Created attachment 185038 [details] Patch
Comment on attachment 185038 [details] Patch Clearing flags on attachment: 185038 Committed r141030: <http://trac.webkit.org/changeset/141030>
All reviewed patches have been landed. Closing bug.
Comment on attachment 185038 [details] Patch View in context: https://bugs.webkit.org/attachment.cgi?id=185038&action=review This patch disagrees with itself. > Source/WTF/wtf/text/StringImpl.cpp:154 > + ASSERT_WITH_MESSAGE(length, "Use StringImpl::empty() to create an empty string"); This says you should use StringImpl::empty().T > Source/WebCore/html/HTMLMediaElement.cpp:691 > + canPlay = emptyString(); This uses emptyString().

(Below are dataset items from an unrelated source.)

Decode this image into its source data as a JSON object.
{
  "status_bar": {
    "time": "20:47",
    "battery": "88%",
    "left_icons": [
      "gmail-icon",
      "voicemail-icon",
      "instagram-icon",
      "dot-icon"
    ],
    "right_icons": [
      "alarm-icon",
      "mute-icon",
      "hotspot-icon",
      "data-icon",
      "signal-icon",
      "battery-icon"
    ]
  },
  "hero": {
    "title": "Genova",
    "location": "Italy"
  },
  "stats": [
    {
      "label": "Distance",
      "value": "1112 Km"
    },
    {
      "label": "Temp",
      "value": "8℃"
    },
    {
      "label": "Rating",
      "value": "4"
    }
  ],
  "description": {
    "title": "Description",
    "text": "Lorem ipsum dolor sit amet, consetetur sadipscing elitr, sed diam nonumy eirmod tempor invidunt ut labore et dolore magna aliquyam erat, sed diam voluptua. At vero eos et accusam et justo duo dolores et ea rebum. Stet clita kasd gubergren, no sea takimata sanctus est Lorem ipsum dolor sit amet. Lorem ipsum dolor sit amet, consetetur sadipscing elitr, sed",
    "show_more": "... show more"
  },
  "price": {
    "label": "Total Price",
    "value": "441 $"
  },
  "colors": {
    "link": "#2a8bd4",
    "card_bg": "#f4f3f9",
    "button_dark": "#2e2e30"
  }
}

My rationale: > > Source/WTF/wtf/text/StringImpl.cpp:154 > > + ASSERT_WITH_MESSAGE(length, "Use StringImpl::empty() to create an empty string"); > > This says you should use StringImpl::empty().T The assertion is in StringImpl. You can get here from multiple path. From StringImpl, StringImpl::empty() is the empty String. > > Source/WebCore/html/HTMLMediaElement.cpp:691 > > + canPlay = emptyString(); > > This uses emptyString(). The variable "canPlay" is a WTFString, so here I used the empty string constructor for WTFString. If you think that can cause confusion, I can add similar assertions in WTFString, AtomicString and maybe JSString.
No, probably not really confusing in practice.